Психология не может лежать в основе социальной науки. Во-первых, она сама является одной из социальных наук: «природа человека» изменяется с изменением социальных институтов, поэтому, чтобы ее исследовать, необходимо исследовать сами эти институты. Во-вторых, социальные науки имеют дело по большей части с непреднамеренными следствиями, или отзвуками (repercussions), человеческих действий. «Непреднамеренность» в этом контексте не означает «несознательности»; скорее, речь идет о следствиях, затрагивающих все интересы человека (social agent), сознательные или бессознательные. Так, любовь к горам и одиночеству с точки зрения психологии вполне объяснима, однако если бы горы любили все, то одиночество на этом бы и закончилось, а это уже не факт психологии. Но проблемы такого рода как раз и составляют самую суть социальной теории.
Таким образом, мы приходим к совершенно другому выводу, чем Конт и Милль. Мы не предлагаем сводить социологию к якобы твердой основе, психологии человека. С нашей точки зрения, человеческий фактор — крайне неопределенный и изменчивый элемент социальной жизни и социальных институтов. По сути дела, этот элемент в конечном счете не может находиться под полным контролем институтов (первым это увидел Спиноза); всякая попытка взять его под контроль приводит к тирании, т. е. к всевластию этого же самого человеческого фактора, господству прихотей немногих людей или даже одного человека.
Но нельзя ли найти способ контроля над человеческим фактором при помощи науки — этой противоположности произвола? Несомненно, биология и психология могут или смогут в самое ближайшее время решить «проблему преобразования человека». Однако это неизбежно приведет к разрушению объективности и тем самым самой науки, поскольку и та и другая основаны на свободной конкуренции мысли, т. е. на свободе. Чтобы развитие разума продолжалось и разум мог выжить, должно быть сохранено разнообразие индивидуальных мнений, целей и задач. (Вмешательство и контроль оправданы только в самых крайних случаях, когда под угрозой оказывается политическая свобода.) Даже эмоционально привлекательный призыв к общему делу, пусть самому прекрасному, есть призыв отказаться от соперничества моральных позиций, взаимной критики и аргументации. Это призыв отказаться от рационального мышления.

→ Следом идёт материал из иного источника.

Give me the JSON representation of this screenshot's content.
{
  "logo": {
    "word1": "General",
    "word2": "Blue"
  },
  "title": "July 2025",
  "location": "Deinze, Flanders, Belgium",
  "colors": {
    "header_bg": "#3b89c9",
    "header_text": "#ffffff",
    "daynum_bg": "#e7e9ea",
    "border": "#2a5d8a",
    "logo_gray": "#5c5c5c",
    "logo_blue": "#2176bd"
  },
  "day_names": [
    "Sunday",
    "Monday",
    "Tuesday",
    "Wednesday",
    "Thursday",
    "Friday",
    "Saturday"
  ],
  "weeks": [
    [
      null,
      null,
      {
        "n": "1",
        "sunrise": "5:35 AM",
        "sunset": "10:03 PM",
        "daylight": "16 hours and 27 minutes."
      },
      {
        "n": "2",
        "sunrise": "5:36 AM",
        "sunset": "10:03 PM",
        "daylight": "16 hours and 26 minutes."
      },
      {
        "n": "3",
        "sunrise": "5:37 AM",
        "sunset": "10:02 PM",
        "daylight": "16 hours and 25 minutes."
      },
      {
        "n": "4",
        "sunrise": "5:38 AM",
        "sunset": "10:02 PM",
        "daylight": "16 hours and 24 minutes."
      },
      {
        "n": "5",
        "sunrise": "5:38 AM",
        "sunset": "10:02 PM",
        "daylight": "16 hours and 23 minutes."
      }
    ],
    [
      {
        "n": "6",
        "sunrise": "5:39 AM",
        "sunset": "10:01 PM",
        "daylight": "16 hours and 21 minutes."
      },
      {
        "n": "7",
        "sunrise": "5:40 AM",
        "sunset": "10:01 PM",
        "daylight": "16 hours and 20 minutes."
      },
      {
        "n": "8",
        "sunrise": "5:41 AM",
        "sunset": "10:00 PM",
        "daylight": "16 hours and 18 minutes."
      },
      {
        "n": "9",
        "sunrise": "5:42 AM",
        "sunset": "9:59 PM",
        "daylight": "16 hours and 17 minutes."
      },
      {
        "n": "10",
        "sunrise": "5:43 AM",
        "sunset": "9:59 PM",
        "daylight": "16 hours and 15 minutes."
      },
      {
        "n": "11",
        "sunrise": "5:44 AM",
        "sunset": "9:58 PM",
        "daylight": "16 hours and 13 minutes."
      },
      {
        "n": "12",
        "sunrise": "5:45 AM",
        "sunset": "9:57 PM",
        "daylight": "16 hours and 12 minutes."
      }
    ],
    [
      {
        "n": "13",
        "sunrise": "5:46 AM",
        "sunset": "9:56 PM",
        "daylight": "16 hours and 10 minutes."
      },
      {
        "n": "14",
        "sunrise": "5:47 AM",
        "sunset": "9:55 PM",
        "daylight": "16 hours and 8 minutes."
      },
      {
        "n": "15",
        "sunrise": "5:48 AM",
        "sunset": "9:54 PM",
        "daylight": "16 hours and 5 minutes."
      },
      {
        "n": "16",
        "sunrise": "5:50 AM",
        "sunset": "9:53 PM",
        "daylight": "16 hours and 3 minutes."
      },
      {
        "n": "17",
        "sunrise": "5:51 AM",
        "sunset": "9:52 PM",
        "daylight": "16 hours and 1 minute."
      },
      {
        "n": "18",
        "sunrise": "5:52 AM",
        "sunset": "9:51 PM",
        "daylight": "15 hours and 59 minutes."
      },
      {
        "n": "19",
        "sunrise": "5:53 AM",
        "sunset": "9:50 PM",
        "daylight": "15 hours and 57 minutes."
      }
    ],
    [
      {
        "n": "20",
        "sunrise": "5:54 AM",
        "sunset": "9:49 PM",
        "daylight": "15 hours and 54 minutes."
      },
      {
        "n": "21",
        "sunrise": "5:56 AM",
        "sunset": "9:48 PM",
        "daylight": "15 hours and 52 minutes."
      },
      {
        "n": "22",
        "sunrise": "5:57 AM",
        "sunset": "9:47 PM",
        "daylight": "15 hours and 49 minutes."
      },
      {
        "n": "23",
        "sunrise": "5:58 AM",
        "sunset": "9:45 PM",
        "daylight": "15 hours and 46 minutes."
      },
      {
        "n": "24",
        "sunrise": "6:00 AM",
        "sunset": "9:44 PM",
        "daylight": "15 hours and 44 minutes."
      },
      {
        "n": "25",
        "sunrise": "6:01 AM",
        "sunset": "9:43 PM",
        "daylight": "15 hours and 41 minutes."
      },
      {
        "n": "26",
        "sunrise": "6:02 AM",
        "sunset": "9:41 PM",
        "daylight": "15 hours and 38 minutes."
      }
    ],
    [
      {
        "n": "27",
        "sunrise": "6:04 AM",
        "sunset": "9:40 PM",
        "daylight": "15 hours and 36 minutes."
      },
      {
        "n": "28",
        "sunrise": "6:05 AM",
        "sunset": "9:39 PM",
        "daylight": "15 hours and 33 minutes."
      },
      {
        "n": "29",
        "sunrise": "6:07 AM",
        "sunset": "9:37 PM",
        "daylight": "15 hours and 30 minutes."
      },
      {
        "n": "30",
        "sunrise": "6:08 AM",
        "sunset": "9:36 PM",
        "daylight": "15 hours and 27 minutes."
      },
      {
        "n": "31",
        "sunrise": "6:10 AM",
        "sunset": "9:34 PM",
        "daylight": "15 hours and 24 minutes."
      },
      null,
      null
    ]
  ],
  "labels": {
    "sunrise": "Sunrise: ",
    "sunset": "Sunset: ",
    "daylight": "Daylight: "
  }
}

Эволюционист, требующий «научного» контроля над природой человека, не понимает, насколько самоубийственно это требование. Главной движущей силой эволюции и прогресса является разнообразие материала, из которого происходит отбор. Что касается человеческой эволюции, то это — «свобода быть необычным и не походить на ближнего своего», «не соглашаться с большинством и идти своим путем». Холический контроль, ведущий к уравнению умов, а вовсе не к равенству в правах, означает конец прогресса.
33. Заключение. Эмоциональная привлекательность историцизма
Историцизм — очень древнее учение. Его первые формы, вроде учения о жизненных циклах городов и народов, появились даже раньше, чем примитивный телеологизм, согласно которому за, казалось бы, слепыми изгибами судьбы скрываются свои цели. Разгадывание целей, будучи весьма далеким от научного способа мышления, несомненно, наложило отпечаток на самые современные историцистские теории. В любой версии историцизма выражено чувство устремленности в будущее, — будущее, которое приближают некие необоримые силы.
Современные историцисты, видимо, не понимают, что их учение является столь древним. Они верят (и что еще ждать от обожествления современности?), что это последнее и наиболее выдающееся достижение человеческого ума, причем оно настолько ново, что лишь немногие люди могут понять его смысл. Именно историцизм, считают историцисты, поставил проблему изменения, хотя на самом деле это одна из самых старых проблем спекулятивной метафизики.
Противопоставляя свое «динамическое» мышление «статическому» мышлению всех предшествующих поколений, они полагают, что их учение оказалось возможным благодаря «эпохе революции», увеличившей скорость нашего развития настолько, что социальное изменение можно теперь испытать на протяжении одной человеческой жизни. Разумеется, это не что иное, как миф. Революции случались и в прошлом, а со времен Гераклита изменение постоянно открывают и переоткрывают.
Полагаю, что выдавать столь почтенную идею за идею дерзкую и революционную — значит обнаруживать невольный консерватизм; наблюдая эту пылкость по отношению к изменению, невольно хочется спросить: быть может, все не так уж однозначно и присутствует не только энтузиазм, но и сильное внутренне сопротивление? Это объяснило бы тот религиозный жар, с которым дряхлую и нетвердо держащуюся на ногах философию провозглашают последним и величайшим откровением. Однако не сами ли историцисты больше всех страшатся изменения? И не из-за этого ли страха они утратили способность разумно реагировать на критику? Все выглядит так, как будто, утратив неизменный мир, историцисты стремятся получить компенсацию, твердо веря, что изменение можно предвидеть, потому что им правит неизменный закон.